Space for creativity
Focusing on results is important, but it is not the only thing that matters. Löw’s strategy was targeted more on the performance of the team rather than the results. He managed to turn a mechanical team, to a team that created countless of chances of opportunities. He gave them the space and emotional support to experiment and be creative on the pitch.
If you give your employees and teams the chance to think outside the box, to find new solutions, to be themselves in the office you will be surprised as to what they will be able to achieve.
Clarity about responsibilities
Löw made sure that all players, from Neuer to Muller, knew and understood each others responsibilities within the team. All you had to do look was look at their formation and that each player stuck to the game plan. The opposite can be said with Scolari, the Brazilian coach, his team lacked any clarity. We saw Marcelo and David Luiz leaving massive gaps, and running into each others space. Once Germany scored the first goal against Brazil, the team broke apart and they ended up running around like headless chickens. Could the subsequent catastrophe have been prevented with better communication, more clarity more self-confidence? Who knows…

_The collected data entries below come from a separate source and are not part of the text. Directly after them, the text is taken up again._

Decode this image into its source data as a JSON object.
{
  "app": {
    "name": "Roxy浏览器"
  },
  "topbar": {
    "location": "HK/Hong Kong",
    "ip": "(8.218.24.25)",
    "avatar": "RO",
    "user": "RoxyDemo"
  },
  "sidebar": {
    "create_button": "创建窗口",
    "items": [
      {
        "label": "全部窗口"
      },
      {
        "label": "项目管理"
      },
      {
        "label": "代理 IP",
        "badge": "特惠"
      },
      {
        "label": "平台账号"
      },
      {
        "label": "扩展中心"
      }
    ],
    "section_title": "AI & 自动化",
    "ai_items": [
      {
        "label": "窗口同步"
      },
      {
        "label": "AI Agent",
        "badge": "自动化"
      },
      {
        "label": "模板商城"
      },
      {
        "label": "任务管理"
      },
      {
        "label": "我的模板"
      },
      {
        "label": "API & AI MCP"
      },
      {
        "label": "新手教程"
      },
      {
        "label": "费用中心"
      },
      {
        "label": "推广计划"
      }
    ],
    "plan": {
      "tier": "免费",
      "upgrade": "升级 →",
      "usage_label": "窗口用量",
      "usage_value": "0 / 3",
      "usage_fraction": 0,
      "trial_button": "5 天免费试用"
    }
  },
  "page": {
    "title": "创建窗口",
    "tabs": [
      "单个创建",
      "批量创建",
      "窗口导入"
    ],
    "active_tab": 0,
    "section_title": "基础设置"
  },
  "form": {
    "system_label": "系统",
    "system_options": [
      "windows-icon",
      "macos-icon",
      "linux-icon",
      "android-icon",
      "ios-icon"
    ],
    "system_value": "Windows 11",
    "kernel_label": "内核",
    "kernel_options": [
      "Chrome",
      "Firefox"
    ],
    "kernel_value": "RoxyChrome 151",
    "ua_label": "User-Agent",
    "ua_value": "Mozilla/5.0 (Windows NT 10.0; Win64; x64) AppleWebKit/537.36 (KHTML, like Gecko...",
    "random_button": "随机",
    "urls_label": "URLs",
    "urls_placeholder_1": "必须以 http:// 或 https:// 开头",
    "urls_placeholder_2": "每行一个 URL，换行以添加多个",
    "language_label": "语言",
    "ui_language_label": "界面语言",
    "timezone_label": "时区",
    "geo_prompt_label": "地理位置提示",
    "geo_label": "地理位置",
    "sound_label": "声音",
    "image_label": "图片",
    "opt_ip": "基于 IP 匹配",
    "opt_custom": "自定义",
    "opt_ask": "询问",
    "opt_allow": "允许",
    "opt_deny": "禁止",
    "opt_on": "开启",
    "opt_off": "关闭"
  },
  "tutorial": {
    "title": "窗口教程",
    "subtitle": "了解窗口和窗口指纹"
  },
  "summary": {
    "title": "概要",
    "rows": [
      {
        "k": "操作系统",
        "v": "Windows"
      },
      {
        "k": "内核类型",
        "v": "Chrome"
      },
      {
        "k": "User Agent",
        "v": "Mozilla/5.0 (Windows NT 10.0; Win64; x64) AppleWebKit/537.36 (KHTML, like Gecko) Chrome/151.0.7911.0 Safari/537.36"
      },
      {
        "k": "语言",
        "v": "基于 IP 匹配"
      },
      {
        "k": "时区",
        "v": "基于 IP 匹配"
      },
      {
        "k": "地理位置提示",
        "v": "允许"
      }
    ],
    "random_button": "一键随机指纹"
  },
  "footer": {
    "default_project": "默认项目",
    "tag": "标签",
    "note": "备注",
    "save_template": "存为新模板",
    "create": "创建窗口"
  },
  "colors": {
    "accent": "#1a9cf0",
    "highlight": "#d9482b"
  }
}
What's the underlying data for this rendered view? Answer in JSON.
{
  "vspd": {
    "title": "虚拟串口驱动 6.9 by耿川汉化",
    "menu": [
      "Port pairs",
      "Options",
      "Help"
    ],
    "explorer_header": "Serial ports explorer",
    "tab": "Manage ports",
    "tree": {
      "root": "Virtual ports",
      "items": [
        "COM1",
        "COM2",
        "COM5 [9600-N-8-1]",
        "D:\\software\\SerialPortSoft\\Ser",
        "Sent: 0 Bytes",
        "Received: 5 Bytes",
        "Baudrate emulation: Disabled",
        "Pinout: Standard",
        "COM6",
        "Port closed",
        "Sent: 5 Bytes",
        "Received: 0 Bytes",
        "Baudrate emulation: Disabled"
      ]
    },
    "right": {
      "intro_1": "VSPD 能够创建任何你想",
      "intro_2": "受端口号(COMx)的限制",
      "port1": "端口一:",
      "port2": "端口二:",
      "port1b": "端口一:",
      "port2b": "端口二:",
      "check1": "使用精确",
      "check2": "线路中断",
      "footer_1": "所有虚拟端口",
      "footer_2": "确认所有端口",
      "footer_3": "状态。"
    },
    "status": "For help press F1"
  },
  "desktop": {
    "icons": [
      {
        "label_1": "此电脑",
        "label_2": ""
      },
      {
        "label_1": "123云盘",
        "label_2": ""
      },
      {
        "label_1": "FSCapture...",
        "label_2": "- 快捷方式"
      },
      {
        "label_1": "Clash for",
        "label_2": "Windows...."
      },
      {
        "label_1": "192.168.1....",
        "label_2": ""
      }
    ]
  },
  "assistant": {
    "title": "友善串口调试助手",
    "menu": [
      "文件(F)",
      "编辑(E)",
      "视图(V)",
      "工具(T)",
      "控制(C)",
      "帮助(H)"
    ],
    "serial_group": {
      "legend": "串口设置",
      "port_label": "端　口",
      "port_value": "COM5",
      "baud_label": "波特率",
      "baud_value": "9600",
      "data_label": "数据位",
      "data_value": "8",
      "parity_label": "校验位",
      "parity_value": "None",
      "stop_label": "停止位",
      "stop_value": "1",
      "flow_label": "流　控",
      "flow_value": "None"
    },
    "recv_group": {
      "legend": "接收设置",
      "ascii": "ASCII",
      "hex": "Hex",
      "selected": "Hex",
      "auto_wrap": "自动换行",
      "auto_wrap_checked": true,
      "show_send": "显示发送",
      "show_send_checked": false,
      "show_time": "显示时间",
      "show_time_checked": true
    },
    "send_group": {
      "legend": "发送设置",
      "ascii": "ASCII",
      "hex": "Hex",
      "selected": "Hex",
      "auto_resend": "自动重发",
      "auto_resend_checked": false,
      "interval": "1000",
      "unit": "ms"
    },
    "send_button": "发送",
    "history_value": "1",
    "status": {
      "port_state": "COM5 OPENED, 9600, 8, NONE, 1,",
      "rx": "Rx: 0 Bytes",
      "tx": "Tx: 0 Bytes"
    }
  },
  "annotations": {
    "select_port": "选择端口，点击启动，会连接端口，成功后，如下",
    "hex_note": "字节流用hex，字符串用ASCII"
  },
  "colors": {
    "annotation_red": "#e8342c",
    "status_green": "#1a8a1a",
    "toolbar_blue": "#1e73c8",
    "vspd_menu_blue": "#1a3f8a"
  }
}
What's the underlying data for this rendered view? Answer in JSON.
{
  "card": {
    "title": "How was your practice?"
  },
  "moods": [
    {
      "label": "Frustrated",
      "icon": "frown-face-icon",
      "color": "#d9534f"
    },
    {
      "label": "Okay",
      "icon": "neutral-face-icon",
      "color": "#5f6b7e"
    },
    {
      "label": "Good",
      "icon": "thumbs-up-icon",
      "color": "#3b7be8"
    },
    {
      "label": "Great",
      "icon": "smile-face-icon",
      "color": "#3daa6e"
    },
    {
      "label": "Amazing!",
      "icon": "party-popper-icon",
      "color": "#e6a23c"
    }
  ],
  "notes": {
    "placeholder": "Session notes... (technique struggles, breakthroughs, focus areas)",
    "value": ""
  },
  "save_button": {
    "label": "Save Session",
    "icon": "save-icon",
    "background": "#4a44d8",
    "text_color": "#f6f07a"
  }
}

The golden replacement and self-confidence
This year’s final was won by Götze, who had just been subbed in for Klose. However, not all ‘teams’ can sub someone off when they under perform or when there are better opportunities to investigate. Nevertheless, the composition of organisational teams can be changed. if changing a team member is not an option, what you can do is work on the team’s confidence and figure out which skills need to be developed. This will boost the team’s risk taking abilities and create a more relaxed and fun working atmosphere. You must remember that this is a long term project, building a cohesive and successful team takes time and effort.
In Springest we’ve experimented with ways in which to create transparency and clarity about our roles, so as to make our teams more motivated and effective. The introduction of new management method Holacracy, a system that fosters common faith and high involvement, has been a good starting place for creating team synergies.